Before Wolseley had time to come to his own defense, Hancock exclaimed, “It’s frightfully hot even here in the shade. Let’s go indoors. Besides, I have something to show you that may be of interest.”
4½ STREET, S.E., WASHINGTON, D.C., 11:15 PM, AUGUST 7, 1863
The carriage had only a few blocks to go as it trundled out of the Navy Yard gate. Lincoln explained that the object of their visit was a gallant young soldier-Col. Ulric Dahlgren, son of the admiral, who was recuperating at his father’s home. Ulric had lost his leg while pursuing Lee after Gettysburg. Sharpe looked forward to the visit. Young Dahlgren and he had been appointed on the same order to Hooker’s headquarters. It was a small headquarters, and the two were easily drawn to each other. Captain Dahlgren had been a twenty-one-year-old, handsome, lithe, blond beau sabreur, with a taste for daring forays into the enemy, and Sharpe had been the homely looking colonel with a master’s touch for intelligence. It was this relationship that had led to the incredible raid that captured Jeff Davis’s dispatches to Lee on July 2 at Gettysburg. Sergeant Cline had brought the information of the courier’s route and timing, and Sharpe had organized the raid with Dahlgren in command. It had been the stuff of legend as Dahlgren led his band of fifteen men into a surprise attack on the courier escort and a passing Confederate wagon train in the middle of Greencastle. It was Cline who had seized the couriers with a cocked pistol at their heads. Dahlgren immediately rode the thirty miles for Meade’s headquarters at Gettysburg and arrived at midnight to put the dispatches into Meade’s hands.
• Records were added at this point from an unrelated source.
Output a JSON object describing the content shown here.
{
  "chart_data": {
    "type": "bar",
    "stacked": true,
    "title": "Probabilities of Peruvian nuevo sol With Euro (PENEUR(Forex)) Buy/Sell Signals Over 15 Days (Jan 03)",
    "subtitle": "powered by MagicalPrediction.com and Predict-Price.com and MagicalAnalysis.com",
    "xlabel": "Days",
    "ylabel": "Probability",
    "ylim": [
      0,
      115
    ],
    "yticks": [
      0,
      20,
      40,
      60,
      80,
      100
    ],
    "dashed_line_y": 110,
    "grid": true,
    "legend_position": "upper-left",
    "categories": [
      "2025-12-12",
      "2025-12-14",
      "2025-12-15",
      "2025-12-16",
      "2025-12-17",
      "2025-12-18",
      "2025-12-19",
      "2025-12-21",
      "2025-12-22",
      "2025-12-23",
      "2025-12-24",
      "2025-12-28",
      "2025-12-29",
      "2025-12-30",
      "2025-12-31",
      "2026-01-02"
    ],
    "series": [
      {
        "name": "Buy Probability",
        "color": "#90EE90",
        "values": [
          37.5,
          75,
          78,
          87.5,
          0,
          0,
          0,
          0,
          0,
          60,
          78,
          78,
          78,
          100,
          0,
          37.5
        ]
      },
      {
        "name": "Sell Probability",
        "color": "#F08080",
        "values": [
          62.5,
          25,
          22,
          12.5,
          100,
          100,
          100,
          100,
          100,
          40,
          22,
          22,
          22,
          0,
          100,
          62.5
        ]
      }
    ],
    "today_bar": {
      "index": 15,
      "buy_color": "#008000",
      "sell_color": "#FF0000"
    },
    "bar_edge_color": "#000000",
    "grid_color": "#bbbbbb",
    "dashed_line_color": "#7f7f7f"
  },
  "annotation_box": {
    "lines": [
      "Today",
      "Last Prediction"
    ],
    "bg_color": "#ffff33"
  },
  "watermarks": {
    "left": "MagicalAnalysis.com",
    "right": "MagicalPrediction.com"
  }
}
They were wired to Washington the next day; their content exposed the strategic weakness of the Confederacy in detail. Meade asked Dahlgren how he could reward him, and the young man said to give him a hundred men and send him out again. He had his wish. As he harried Lee’s rear as it crossed the mountains, a bullet had shattered his foot. The wound went bad, and the leg below the knee had to be taken off.